The SDSS data can be used for temporal studies of objects that are re-observed at different times. The SDSS survey observes about 10% of the Northern survey area 2 or more times, and observes the Southern stripe more than a dozen times.

The match table is intended to make temporal queries easy by providing a precomputed list of all objects that were observed multiple times. More formally,

 Match = { (ObjID1,ObjID2) | Objid1 and ObjID2 are both from different runs (i.e. different observations). And they are within 1 arcsecond of one another And are both good (star or galaxy or unknown) And are both fully deblended (no children) And they are primary or secondary (not family or outside) }

But, as always, there are complications.

Green, Yellow, Red: What if ObjID2 in Run2 is missing?
It could be missing because it was not seen or because it was masked. What about the "edge cases" at the edge of run1 or of run2. Perhaps it is an edge object. We color-code these edge cases as "yellow" objects and the masked objects as "red" objects. And of course, we flag the missing but matched objects as "green".

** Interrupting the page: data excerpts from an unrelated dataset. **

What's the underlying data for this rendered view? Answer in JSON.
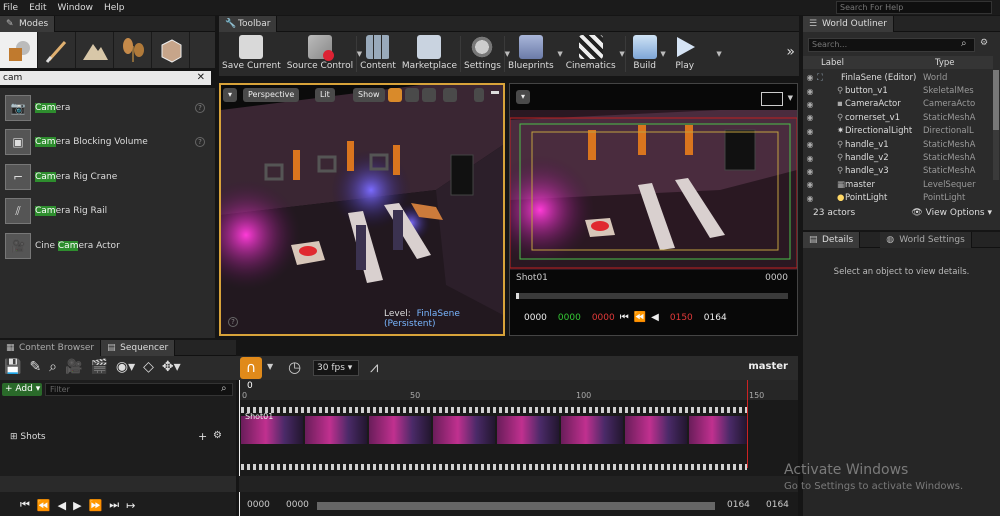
{
  "menu": [
    "File",
    "Edit",
    "Window",
    "Help"
  ],
  "help_search_placeholder": "Search For Help",
  "modes": {
    "tab_label": "Modes",
    "search_value": "cam",
    "items": [
      {
        "pre": "",
        "hl": "Cam",
        "post": "era"
      },
      {
        "pre": "",
        "hl": "Cam",
        "post": "era Blocking Volume"
      },
      {
        "pre": "",
        "hl": "Cam",
        "post": "era Rig Crane"
      },
      {
        "pre": "",
        "hl": "Cam",
        "post": "era Rig Rail"
      },
      {
        "pre": "Cine ",
        "hl": "Cam",
        "post": "era Actor"
      }
    ]
  },
  "toolbar": {
    "tab_label": "Toolbar",
    "buttons": [
      "Save Current",
      "Source Control",
      "Content",
      "Marketplace",
      "Settings",
      "Blueprints",
      "Cinematics",
      "Build",
      "Play"
    ],
    "overflow": "»"
  },
  "viewport_left": {
    "perspective": "Perspective",
    "lit": "Lit",
    "show": "Show",
    "level_label": "Level:",
    "level_name": "FinlaSene (Persistent)"
  },
  "viewport_right": {
    "shot_name": "Shot01",
    "shot_frame": "0000",
    "t1": "0000",
    "t2": "0000",
    "t3": "0000",
    "t4": "0150",
    "t5": "0164"
  },
  "outliner": {
    "tab_label": "World Outliner",
    "search_placeholder": "Search...",
    "col_label": "Label",
    "col_type": "Type",
    "rows": [
      {
        "label": "FinlaSene (Editor)",
        "type": "World"
      },
      {
        "label": "button_v1",
        "type": "SkeletalMes"
      },
      {
        "label": "CameraActor",
        "type": "CameraActo"
      },
      {
        "label": "cornerset_v1",
        "type": "StaticMeshA"
      },
      {
        "label": "DirectionalLight",
        "type": "DirectionalL"
      },
      {
        "label": "handle_v1",
        "type": "StaticMeshA"
      },
      {
        "label": "handle_v2",
        "type": "StaticMeshA"
      },
      {
        "label": "handle_v3",
        "type": "StaticMeshA"
      },
      {
        "label": "master",
        "type": "LevelSequer"
      },
      {
        "label": "PointLight",
        "type": "PointLight"
      }
    ],
    "actor_count": "23 actors",
    "view_options": "View Options"
  },
  "details": {
    "tab_details": "Details",
    "tab_world": "World Settings",
    "empty_msg": "Select an object to view details."
  },
  "sequencer": {
    "tab_content": "Content Browser",
    "tab_seq": "Sequencer",
    "fps": "30 fps",
    "seq_name": "master",
    "add_label": "Add",
    "filter_placeholder": "Filter",
    "shots_label": "Shots",
    "ruler": [
      "0",
      "50",
      "100",
      "150"
    ],
    "ruler_zero": "0",
    "track_label": "Shot01",
    "bottom_times": [
      "0000",
      "0000",
      "0164",
      "0164"
    ]
  },
  "watermark": {
    "line1": "Activate Windows",
    "line2": "Go to Settings to activate Windows."
  },
  "colors": {
    "accent_orange": "#d8a33a",
    "highlight_green": "#2e8d2e",
    "timecode_green": "#34c934",
    "timecode_red": "#e23a3a"
  }
}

Surrogate: When an object is missing in Run2, what do we put in the match table?
We could fabricate ObjID2, or we could find the closest ObjID2 in Run2 and just flag it and record the distance to it (which will be more than 1 arcsecond).

### Computing the Match table

The Match table is computed by using the Neighbors table and has a very similar schema (the Neighbors table only stores mode (1,2) (aka primary/secondary) and type (3,5,6) (aka galaxy, unknown, star) objects.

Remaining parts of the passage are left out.